There is only one book to be bought, Robert Blair St. George, Material Life in America, 1600-1860. (referred to below as "SG") Other readings will be found on reserve, or will be located through your own searches.

Grading will be based upon a team oral project (20%), which is the prelude to an individual essay project (40%). The remainder of the grade will be based upon the student's choice of a midterm exam and/or a final exam, (each worth 30%), and on class participation (10%).

Schedule:

The assigned readings, which have been kept intentionally short, to allow for full digestion of the authors' ideas as well as discussion of the related ideas that emerge as you read, will be due for discussion at the Thursday class of each week.

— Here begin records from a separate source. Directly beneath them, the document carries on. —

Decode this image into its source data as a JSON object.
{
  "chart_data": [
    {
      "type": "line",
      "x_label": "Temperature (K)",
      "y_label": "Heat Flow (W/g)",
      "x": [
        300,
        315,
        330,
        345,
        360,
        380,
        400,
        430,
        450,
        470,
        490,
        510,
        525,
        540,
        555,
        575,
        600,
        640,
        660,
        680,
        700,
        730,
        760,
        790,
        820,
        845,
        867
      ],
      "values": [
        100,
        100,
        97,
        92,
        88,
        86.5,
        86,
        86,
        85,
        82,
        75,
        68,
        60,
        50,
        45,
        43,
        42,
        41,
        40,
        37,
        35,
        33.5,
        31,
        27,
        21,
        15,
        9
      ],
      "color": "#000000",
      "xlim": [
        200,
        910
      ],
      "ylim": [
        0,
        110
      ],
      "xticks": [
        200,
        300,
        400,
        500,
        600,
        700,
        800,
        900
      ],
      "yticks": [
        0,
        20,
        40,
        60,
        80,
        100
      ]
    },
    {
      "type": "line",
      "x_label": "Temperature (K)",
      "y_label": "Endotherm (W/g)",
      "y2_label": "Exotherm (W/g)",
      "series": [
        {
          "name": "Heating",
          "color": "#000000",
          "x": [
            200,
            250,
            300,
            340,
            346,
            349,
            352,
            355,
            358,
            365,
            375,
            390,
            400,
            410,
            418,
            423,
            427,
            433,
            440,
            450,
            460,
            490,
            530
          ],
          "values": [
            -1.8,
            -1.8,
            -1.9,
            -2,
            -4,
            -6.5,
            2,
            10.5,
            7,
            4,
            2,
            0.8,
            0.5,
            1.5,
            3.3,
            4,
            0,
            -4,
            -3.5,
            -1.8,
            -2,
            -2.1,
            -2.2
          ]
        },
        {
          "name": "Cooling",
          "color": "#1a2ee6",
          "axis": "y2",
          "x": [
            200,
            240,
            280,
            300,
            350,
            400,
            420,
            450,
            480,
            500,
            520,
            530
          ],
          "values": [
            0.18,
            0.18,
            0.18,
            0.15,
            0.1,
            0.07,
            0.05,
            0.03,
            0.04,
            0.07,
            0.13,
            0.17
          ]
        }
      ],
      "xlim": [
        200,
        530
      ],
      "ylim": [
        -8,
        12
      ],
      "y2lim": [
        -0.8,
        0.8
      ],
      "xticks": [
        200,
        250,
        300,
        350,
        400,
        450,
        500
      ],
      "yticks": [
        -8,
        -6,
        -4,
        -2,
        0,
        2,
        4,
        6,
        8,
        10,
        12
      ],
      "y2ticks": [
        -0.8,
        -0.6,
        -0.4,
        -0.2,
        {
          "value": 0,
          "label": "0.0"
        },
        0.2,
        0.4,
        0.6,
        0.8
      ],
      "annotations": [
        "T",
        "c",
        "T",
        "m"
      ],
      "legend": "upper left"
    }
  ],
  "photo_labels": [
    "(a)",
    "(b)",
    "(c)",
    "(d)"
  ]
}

Though the course materials will be organized thematically, rather than chronologically, you will need to pay close attention to changes over time: this is, after all, a history course. The weekly themes are noted next to dates below:

Week of:

January 23 The tools and concept of material evidence

Reading: SG, pp. 3-38

January 30 Stories we tell ourselves about who we are:"things" and cultural myths

Reading: SG, pp. 63-94

February 6 Traded Cultures I: Europeans and Native American Indians

Reading: SG, pp. 95-112

February 13 Traded Cultures II: Europeans and Africans

Reading: SG, pp. 171-184

February 20 Profit and Economy I: The Agricultural Chesapeake

Reading: SG, pp. 185-202.

STUDENT REPORT DUE: James Deetz, Flowerdew Hundred: The Archaeology of a Virginia Plantation, 1619-1864.

February 27 Profit and Economy II: An Urban Working Class

Reading: SG, pp. 233-260.

***Midterm exam will be distributed, a self-administered, two hour exam.

March 5 Special Groups, Specialized Stories I: Women and Property

Reading: SG, pp. 291-310

SPRING BREAK

March 19 Special Groups, Specialized Stories II: The "Suburban" Manor

-"Material Culture and American History: The View from the Historic House-Museum"

Visiting Lecturer: Sandra Lloyd, Director of Education, Cliveden National Historic Site

March 26 Special Groups, Specialized Stories III: White and Black, Work and Culture

Reading: SG, pp. 203-232; 357-370

April 2 Changes in the Land I: Ecology and Invasion

STUDENT REPORT DUE: William Cronon, Changes in the Land.: Indians, Colonists, and the Ecology of New England.

April 9 Changes in the Land II: Taming the Landscape

"Colonial Gardens: A Flavor of Material Culture"

Visiting Lecturer: Elizabeth McLean, Historian of Historic Gardens

April 16 Ritual and Authority: Meetinghouse, Courthouse

Reading: SG, pp. 407-438

April 23 Special Groups, Specialized Stories III: Children in the House

STUDENT REPORT DUE: Karin Calvert, Children in the House: The Material Culture of Early Childhood, 1600-1900.